Irish Times Ltd reports loss of €27.9m for 2009


THE IRISH Times Ltd made an after-tax loss of €27.9 million in 2009 as a result of costs related to a restructuring of the business and the effect of the recession on advertising revenues.

This compared with a loss of €37.8 million in 2008.

Latest accounts for the company show that turnover declined by 25.9 per cent to €92 million.

Circulation revenues fell marginally during the year but advertising income was 42.5 per cent lower due to the effects of the economic slowdown, particularly in property and recruitment.

The Irish Times made an operating loss of €4.6 million last year. This compared with an operating profit of €6.4 million in 2008.

The company booked exceptional costs of €19.3 million and expenses relating to its pension scheme of €3.9 million.

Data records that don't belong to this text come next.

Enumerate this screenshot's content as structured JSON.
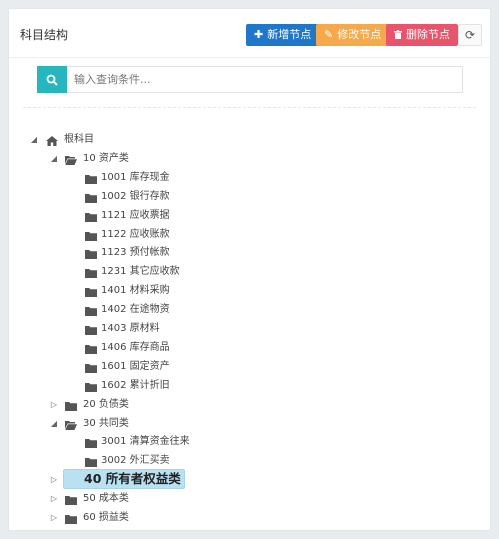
{
  "header": {
    "title": "科目结构",
    "buttons": {
      "add": "新增节点",
      "edit": "修改节点",
      "delete": "删除节点"
    }
  },
  "search": {
    "placeholder": "输入查询条件..."
  },
  "colors": {
    "add": "#1f77c9",
    "edit": "#f5a94b",
    "delete": "#e8546b",
    "search": "#26b6be",
    "selected": "#b9e1f1"
  },
  "tree": [
    {
      "level": 0,
      "toggle": "expanded",
      "icon": "home-icon",
      "label": "根科目"
    },
    {
      "level": 1,
      "toggle": "expanded",
      "icon": "folder-open-icon",
      "label": "10 资产类"
    },
    {
      "level": 2,
      "toggle": "none",
      "icon": "folder-icon",
      "label": "1001 库存现金"
    },
    {
      "level": 2,
      "toggle": "none",
      "icon": "folder-icon",
      "label": "1002 银行存款"
    },
    {
      "level": 2,
      "toggle": "none",
      "icon": "folder-icon",
      "label": "1121 应收票据"
    },
    {
      "level": 2,
      "toggle": "none",
      "icon": "folder-icon",
      "label": "1122 应收账款"
    },
    {
      "level": 2,
      "toggle": "none",
      "icon": "folder-icon",
      "label": "1123 预付帐款"
    },
    {
      "level": 2,
      "toggle": "none",
      "icon": "folder-icon",
      "label": "1231 其它应收款"
    },
    {
      "level": 2,
      "toggle": "none",
      "icon": "folder-icon",
      "label": "1401 材料采购"
    },
    {
      "level": 2,
      "toggle": "none",
      "icon": "folder-icon",
      "label": "1402 在途物资"
    },
    {
      "level": 2,
      "toggle": "none",
      "icon": "folder-icon",
      "label": "1403 原材料"
    },
    {
      "level": 2,
      "toggle": "none",
      "icon": "folder-icon",
      "label": "1406 库存商品"
    },
    {
      "level": 2,
      "toggle": "none",
      "icon": "folder-icon",
      "label": "1601 固定资产"
    },
    {
      "level": 2,
      "toggle": "none",
      "icon": "folder-icon",
      "label": "1602 累计折旧"
    },
    {
      "level": 1,
      "toggle": "collapsed",
      "icon": "folder-icon",
      "label": "20 负债类"
    },
    {
      "level": 1,
      "toggle": "expanded",
      "icon": "folder-open-icon",
      "label": "30 共同类"
    },
    {
      "level": 2,
      "toggle": "none",
      "icon": "folder-icon",
      "label": "3001 清算资金往来"
    },
    {
      "level": 2,
      "toggle": "none",
      "icon": "folder-icon",
      "label": "3002 外汇买卖"
    },
    {
      "level": 1,
      "toggle": "collapsed",
      "icon": "folder-icon",
      "label": "40 所有者权益类",
      "selected": true
    },
    {
      "level": 1,
      "toggle": "collapsed",
      "icon": "folder-icon",
      "label": "50 成本类"
    },
    {
      "level": 1,
      "toggle": "collapsed",
      "icon": "folder-icon",
      "label": "60 损益类"
    }
  ]
}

The exceptional costs included a charge of €8 million relating to its reorganisation and an €8.5 million impairment of goodwill on, a property website owned by The Irish Times Ltd.

The reorganisation has reduced payroll costs by €9 million a year.

The Irish Times had no net debt at the end of 2009 and had cash on its balance sheet of €13 million.

The total remuneration of executive directors was €3.1 million last year. This included an ex-gratia payment of €1.1 million to former managing director Maeve Donovan, who retired from the company in February 2010.

Ms Donovan is the subject of a non-compete arrangement for two years for an annual payment of €50,000 a year.

The accounts show that Ms Donovan was paid €319,000 in 2009 as managing director.

Irish Times editor Geraldine Kennedy received the same level of salary.

Their pay was reduced by 20 per cent from the 2008 level of €399,000 as part of a programme of pay cuts across the company.

Liam Kavanagh, who was appointed managing director in March 2010, was paid €259,000 in his role as deputy managing director last year.

Deputy editor Paul O’Neill received €173,000 in salary. Both men took pay cuts of 15 per cent in 2009.

Commenting on current trading, Mr Kavanagh said: “Trading-wise we will break even in cash terms for 2010. In profit terms, there will be a loss because of a depreciation stream.”

He estimated the group loss for 2010 will be about €8 million.

Looking to 2011, Mr Kavanagh said the continued difficult economic backdrop meant the company would have to re-evaluate its cost base.

“We are going to work our way through that process and identify where we can achieve savings,” he said.

Mr Kavanagh said The Irish Times would also seek to exploit opportunities in digital media.

Its new e-paper has achieved daily sales of 1,500 while there have been more than 30,000 downloads of iPhone applications. is “profitable” and all digital subsidiaries would be operating in the black by the end of this year, he said.

“Our engagement with the reader and the online audience is strong. The key thing now is to turn that into revenue for the company going forward.”